Date :
9-Mar-2002 13:06
Auteur : Viviane Saint-Yves
Adresse électronique : vstyves@cegep-ste-foy.qc.ca
Bonjour M. Archambault,
Je visite votre site pour la première fois; le mot éblouissant est à mon avis celui qui convient le mieux pour le commenter! Je suis loin d'en avoir fait le tour (c'est qu'il y en a des choses à voir!), mais l'impression qu'il me laisse est qu'il ressemble à vos oeuvres: riche, chaleureux et invitant. Je sais, ça peut paraître cliché, mais je le pense tout de même.
Je dois vous avouez que je ne vous écris pas sans quelque intention... J'enseigne au Cégep de Ste-Foy et cette session-ci, je donne un cours sur l'art québécois moderne et contemporain. J'aimerais aborder la (ou les!) question du marché de l'art avec mes étudiants et les sortir un peu. J'ai souvent entendu parler de votre "stratégie de mise en marché" (si vous me passez l'expression)très particulière, sans toutefois en connaître les détails. Je vais déjà pouvoir remédier à la situation en lisant les nombreux textes disponibles sur votre site.

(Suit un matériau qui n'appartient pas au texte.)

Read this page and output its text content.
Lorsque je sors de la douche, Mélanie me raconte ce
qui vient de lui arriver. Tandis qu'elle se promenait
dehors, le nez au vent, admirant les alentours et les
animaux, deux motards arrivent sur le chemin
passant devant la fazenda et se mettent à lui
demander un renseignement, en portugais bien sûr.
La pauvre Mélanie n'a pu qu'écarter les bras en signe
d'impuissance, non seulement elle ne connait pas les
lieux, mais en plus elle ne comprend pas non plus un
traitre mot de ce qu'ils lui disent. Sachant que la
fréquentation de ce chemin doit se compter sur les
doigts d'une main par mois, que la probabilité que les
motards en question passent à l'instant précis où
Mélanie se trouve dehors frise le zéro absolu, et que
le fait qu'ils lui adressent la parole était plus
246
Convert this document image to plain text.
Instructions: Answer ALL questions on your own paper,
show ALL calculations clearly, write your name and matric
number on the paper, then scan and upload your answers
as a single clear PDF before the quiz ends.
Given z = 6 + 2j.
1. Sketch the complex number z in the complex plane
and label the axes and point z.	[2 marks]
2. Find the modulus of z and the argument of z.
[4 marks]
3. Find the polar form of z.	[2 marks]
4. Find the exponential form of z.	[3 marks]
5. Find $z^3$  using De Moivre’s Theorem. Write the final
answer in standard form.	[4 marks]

Pour la sortie, une visite à votre galerie serait des plus intéressantes!J'avais d'abord pensé à vous inviter au cégep à titre de conférencier pour discuter du marché de l'art, mais ce genre de rencontre demeure assez académique et partant, lacunaire. Vous voir, sans voir vos oeuvres...
Je n'ai pas vu de section annonçant les événements à venir (peut-être ai-je mal regardé, vous me pardonnerez). Je voudrais vérifier si votre emploi du temps permettrait d'organiser une visite à la Galerie d'un jour ou encore d'assister à une performance si par chance un tel événement était prévu au cours du mois d'avril.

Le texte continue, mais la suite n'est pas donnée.